“The Wayfaring Stranger” Album Review

The Wayfaring Stranger

Album: The Wayfaring Stranger

Artist: Burl Ives

Year: 1944

Genre: English Folk

Grade: B+

Long before he was the Snowman in Rudolph the Red-Nosed Reindeer, Burl Ives was an itinerant folk musician who wandered the United States during the Great Depression. With a warm, welcoming voice, it was only a matter of time before he found success. His 1944 release The Wayfaring Stranger is an early document of his non-holiday musical talents.

Nevertheless, The Wayfaring Stranger might not be the best predictor of what Ives was all about. The collection is heavily influenced by olde English folk ballads — slow, haunting, barren. Even still, Ives’ friendly singing brings these tunes to life, and it’s no surprise that the evocative title track became one of his signature songs.

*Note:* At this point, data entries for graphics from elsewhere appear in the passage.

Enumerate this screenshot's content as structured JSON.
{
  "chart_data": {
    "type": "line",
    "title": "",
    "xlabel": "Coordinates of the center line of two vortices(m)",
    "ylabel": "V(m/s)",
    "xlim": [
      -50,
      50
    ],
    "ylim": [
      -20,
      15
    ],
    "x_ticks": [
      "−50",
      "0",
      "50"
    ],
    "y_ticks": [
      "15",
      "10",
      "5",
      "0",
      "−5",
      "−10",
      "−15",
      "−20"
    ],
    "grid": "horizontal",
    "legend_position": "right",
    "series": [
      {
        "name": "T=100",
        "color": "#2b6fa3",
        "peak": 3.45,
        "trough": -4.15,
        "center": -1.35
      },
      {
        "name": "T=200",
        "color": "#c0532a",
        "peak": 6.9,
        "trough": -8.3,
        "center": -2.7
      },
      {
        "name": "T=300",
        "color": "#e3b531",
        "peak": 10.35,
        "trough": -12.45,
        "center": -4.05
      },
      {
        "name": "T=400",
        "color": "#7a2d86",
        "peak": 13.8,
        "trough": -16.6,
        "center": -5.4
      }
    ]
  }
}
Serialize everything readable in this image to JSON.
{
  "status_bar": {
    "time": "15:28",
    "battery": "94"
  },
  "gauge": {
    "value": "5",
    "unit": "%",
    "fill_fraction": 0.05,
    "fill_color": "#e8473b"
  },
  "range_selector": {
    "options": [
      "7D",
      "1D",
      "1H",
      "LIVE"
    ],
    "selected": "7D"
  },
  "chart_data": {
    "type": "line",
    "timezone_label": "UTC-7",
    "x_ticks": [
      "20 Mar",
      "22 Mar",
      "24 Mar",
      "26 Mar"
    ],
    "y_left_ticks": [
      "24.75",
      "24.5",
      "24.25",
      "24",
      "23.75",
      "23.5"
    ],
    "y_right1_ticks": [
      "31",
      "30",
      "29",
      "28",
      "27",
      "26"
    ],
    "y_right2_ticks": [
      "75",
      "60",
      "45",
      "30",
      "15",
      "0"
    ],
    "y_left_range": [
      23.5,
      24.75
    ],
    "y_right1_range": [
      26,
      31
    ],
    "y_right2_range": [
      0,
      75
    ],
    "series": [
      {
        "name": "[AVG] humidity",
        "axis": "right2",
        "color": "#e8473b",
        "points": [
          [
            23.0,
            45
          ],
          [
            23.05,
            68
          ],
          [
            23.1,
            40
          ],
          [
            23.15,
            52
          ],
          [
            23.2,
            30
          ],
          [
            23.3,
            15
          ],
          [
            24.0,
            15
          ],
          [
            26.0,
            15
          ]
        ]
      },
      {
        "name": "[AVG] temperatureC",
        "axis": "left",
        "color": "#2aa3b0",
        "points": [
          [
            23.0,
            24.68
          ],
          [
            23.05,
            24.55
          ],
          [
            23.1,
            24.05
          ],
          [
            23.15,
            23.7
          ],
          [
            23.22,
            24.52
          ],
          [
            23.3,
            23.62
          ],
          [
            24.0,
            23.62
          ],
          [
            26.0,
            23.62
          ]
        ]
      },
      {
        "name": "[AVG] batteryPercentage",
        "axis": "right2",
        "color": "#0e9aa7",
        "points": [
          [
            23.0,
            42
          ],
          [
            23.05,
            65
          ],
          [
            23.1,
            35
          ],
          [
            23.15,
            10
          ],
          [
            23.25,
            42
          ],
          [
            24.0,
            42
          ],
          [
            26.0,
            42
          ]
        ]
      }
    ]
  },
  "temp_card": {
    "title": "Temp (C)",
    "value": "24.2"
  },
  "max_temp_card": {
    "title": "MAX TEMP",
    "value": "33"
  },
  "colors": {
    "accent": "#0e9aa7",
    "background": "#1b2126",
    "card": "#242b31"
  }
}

Stranger’s influences predate turn-of-the-20th-century Appalachian styles (think Bascom Lamar Lunsford or Clarence Ashley) for the type of early music you’d probably find in Scotland circa 1750. All Ives needs to do is trade his guitar for a lute, and we’d be transported back to the 18th century.

The nice thing about traditional music is that it never really goes out of style. A good melody is a good melody, plain and simple. But for an even catchier melody, I’d suggest “Have a Holly Jolly Christmas.”